Many current Windows PCs depend on Microsoft Defender as the primary defense against malware. Over time, it has developed into a solid yet often overlooked tool that tackles various threats. Yet, a hacker group has figured out how to completely disable Microsoft Defender, exploiting legitimate Intel CPU tuning drivers in what’s known as “bring your own vulnerable drivers” (BYOVD) attacks.
This technique first emerged around mid-July 2025 and is already being employed in ongoing ransomware attacks. Instead of relying on common software vulnerabilities or delivering obviously harmful files, this strategy utilizes the deep hardware access that Windows driver systems are designed to permit.
So, let’s break down what you should know about these attacks and how you can protect yourself.
How are scammers getting to you without social media?
Understanding How Akira Ransomware Disables Microsoft Defender
The Akira Ransomware Group has come up with a novel approach to evade security measures using a legitimate Intel CPU tuning driver called RWDRV.SYS from the ThrottLestop performance tool. Security firm GuidePoint reported that attackers load this driver to gain kernel-level access to the Windows system, followed by the installation of another malicious driver, HLPDRV.SYS.
Once Microsoft Defender is out of commission, attackers are free to deploy other malicious software undetected. This technique has been frequently spotted in the Akira campaign since July.

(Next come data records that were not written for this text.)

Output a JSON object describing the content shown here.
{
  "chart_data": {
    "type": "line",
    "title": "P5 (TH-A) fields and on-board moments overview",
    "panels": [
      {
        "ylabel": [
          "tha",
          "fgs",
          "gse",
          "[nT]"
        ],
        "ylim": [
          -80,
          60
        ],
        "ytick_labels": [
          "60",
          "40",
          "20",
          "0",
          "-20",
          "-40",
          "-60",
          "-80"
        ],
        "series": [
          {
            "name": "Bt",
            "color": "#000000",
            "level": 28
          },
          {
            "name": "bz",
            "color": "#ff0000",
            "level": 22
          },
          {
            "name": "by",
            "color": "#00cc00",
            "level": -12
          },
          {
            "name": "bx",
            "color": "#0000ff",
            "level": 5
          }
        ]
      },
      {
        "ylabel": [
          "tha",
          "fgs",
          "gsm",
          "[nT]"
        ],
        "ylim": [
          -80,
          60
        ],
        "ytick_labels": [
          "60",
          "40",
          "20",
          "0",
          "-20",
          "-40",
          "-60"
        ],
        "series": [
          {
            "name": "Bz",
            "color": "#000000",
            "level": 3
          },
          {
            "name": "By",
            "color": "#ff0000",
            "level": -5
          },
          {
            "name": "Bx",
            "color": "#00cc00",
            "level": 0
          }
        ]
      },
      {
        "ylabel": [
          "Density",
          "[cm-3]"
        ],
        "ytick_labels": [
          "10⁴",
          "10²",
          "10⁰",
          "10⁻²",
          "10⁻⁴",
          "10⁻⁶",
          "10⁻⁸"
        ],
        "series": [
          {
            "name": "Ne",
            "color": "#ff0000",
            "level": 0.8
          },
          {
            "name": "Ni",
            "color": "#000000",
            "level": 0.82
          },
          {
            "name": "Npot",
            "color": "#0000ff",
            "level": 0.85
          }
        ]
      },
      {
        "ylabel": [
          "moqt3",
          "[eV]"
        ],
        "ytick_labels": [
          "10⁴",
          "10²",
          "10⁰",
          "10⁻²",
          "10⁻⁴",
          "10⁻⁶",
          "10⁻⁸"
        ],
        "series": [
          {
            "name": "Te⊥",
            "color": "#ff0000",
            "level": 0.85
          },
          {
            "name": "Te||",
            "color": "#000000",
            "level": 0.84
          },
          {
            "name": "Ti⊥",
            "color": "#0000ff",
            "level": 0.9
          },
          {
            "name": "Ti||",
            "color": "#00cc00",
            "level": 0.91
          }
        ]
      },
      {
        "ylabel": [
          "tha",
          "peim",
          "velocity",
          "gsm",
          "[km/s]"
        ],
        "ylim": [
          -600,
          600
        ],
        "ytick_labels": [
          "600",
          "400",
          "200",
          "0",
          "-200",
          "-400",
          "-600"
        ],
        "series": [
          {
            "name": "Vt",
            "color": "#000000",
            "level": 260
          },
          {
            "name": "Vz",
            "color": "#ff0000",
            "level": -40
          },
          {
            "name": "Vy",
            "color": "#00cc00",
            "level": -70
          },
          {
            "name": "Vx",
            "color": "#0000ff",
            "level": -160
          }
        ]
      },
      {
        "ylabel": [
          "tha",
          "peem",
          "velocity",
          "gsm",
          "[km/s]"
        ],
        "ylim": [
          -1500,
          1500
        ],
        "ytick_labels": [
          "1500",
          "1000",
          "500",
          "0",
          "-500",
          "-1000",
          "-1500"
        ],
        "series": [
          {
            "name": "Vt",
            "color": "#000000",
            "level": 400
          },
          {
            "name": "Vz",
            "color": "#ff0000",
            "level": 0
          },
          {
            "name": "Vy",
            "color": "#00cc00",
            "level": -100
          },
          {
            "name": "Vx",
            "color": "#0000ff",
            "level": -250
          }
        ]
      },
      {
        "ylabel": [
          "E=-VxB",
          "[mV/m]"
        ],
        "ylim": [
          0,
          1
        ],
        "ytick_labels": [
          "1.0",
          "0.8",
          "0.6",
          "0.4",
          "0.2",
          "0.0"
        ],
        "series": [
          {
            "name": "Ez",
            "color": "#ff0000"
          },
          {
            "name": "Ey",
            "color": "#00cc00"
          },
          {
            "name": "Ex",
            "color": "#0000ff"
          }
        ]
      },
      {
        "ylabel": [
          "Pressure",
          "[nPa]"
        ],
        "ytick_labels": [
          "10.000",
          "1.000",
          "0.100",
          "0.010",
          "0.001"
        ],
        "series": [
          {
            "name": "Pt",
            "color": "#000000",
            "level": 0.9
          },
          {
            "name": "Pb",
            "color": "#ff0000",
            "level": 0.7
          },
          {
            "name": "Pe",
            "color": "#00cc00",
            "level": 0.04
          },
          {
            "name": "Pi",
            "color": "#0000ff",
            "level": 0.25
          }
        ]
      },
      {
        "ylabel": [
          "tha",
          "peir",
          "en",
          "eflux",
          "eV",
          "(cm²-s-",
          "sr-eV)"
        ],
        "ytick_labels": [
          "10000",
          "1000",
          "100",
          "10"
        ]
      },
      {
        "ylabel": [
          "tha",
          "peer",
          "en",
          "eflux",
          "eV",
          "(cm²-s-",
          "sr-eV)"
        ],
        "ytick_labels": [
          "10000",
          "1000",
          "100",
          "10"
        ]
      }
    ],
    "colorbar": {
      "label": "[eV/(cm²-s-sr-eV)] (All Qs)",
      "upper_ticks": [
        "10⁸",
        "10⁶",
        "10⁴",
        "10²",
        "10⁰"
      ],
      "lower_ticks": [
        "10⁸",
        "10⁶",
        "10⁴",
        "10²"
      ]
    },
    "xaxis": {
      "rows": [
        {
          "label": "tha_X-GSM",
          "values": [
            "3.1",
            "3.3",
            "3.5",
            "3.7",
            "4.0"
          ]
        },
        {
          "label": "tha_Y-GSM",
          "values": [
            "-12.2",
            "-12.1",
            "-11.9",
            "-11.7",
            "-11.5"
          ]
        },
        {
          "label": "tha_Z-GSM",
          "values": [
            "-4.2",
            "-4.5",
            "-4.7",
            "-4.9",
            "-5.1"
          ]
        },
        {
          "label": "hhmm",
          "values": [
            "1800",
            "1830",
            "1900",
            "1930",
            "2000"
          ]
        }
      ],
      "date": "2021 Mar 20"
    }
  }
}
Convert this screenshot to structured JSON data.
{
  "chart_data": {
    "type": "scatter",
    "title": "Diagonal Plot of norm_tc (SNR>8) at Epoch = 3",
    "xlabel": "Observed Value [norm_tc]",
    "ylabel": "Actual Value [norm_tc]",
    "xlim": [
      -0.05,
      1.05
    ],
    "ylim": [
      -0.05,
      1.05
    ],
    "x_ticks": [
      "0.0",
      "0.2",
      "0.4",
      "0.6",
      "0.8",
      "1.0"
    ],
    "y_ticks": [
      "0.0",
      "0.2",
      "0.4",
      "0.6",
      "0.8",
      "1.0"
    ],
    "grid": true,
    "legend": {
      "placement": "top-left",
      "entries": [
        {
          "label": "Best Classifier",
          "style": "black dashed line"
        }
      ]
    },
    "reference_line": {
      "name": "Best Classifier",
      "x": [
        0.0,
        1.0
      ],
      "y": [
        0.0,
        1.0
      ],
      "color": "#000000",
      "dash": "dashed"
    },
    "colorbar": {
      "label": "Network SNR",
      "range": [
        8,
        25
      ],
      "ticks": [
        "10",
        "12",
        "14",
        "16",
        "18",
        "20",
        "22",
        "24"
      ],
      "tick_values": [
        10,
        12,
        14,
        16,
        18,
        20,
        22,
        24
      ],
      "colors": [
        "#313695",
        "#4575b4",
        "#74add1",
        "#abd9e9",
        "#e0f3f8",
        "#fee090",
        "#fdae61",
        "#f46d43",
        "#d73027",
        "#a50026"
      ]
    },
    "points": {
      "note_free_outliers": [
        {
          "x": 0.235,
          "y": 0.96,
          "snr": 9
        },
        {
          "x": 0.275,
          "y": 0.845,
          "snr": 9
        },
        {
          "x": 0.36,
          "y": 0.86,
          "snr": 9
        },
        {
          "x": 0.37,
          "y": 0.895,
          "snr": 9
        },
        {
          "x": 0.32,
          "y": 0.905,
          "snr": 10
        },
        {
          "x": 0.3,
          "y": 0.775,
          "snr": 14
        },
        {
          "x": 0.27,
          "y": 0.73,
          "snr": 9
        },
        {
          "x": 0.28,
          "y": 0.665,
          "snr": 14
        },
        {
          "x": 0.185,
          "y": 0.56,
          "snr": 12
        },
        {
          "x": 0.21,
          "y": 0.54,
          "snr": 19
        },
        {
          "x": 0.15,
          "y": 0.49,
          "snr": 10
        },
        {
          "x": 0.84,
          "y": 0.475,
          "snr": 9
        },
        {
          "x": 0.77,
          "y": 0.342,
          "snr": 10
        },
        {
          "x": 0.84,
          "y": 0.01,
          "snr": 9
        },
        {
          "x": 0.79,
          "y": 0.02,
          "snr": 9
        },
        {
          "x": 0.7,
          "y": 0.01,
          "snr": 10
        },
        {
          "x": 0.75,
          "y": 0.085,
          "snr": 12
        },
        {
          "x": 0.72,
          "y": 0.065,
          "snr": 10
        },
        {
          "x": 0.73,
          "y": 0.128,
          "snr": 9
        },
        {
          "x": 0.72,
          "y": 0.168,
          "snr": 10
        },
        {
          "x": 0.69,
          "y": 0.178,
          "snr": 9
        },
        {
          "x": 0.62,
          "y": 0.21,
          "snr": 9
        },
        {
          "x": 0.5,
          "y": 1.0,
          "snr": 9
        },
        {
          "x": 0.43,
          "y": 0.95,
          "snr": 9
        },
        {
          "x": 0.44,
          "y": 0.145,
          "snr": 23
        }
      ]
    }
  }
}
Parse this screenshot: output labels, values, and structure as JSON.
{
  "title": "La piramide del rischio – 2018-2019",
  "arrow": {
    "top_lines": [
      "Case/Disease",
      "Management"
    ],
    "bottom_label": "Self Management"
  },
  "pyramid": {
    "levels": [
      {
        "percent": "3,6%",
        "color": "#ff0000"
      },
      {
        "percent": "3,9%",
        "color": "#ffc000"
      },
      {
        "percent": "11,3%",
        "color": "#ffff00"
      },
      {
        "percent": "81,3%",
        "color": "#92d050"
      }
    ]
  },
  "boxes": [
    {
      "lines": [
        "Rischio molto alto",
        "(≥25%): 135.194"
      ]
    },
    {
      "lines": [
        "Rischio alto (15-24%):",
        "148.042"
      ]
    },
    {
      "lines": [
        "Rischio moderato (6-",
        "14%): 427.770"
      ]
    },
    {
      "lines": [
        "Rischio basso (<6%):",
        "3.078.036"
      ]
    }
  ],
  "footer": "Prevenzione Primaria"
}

Akira Ransomware and SonicWall VPNs
This group is also associated with attacks on SonicWall VPN devices. According to SonicWall, these incidents likely stem from a known vulnerability, CVE-2024-40766, rather than representing a fresh zero-day exploit. The company suggests immediate defensive measures, such as limiting VPN access, enforcing multi-factor authentication, and disabling inactive accounts.
Akira’s activities often involve stealing data, creating hidden remote access points, and encrypting files for ransomware. Experts caution that counterfeit or visually similar websites are more frequently being utilized to distribute these malicious tools.
GuidePoint researchers have published Yara detection rules along with filenames and file paths to help identify this malicious activity. Administrators are advised to monitor these indicators actively, implement filtering and blocking protocols, and to only download software from verified sources.
Attempts to reach Microsoft for comments went unanswered by the deadline.
Ways to Guard Yourself Against Similar Threats from Akira Ransomware
While the methods used by Akira Ransomware are advanced and quite concerning, there are still ways to protect yourself:
1) Use Strong Antivirus Software
Regular updates are essential; if Defender is disabled, you leave your system vulnerable. Robust antivirus software with real-time protection and regular updates can provide necessary safeguards. It can protect against phishing attempts and ransomware threats, keeping your personal information secure.
2) Limit Your Exposure
Many attacks depend on user interaction, like clicking on dubious links or downloading compromised files. Stick to trusted websites and ensure that you don’t open unsolicited email attachments. Using a browser with security features can also be helpful.
3) Avoid Unexpected Command Execution
Never execute commands or scripts from unknown sources or random websites. Attackers often trick users into running harmful scripts without their knowledge.
4) Keep Software Updated
Regularly update your operating system, browsers, and software applications to patch any vulnerabilities that malware could exploit.
5) Enable Two-Factor Authentication (2FA)
Implement 2FA on all accounts. This extra verification step can significantly hinder attackers even if they manage to obtain your password.
6) Invest in Personal Data Removal Services
Even strong security may not keep your personal information safe if it’s published online. Although no service can guarantee complete data removal, data deletion services can help by monitoring and removing your information from various sites.
These services do come at a cost, but they can offer peace of mind by limiting the information available to potential scammers.
The tactics used by Akira highlight a more significant issue—how Windows trusts certain tools. Legitimate CPU tuning drivers are being exploited to disable vital security. It challenges the assumption that hackers always come from the outside; sometimes, they are already inside the system, operating within established trust boundaries.
What do you think? Should Microsoft take more decisive action against ransomware groups that compromise their defenses?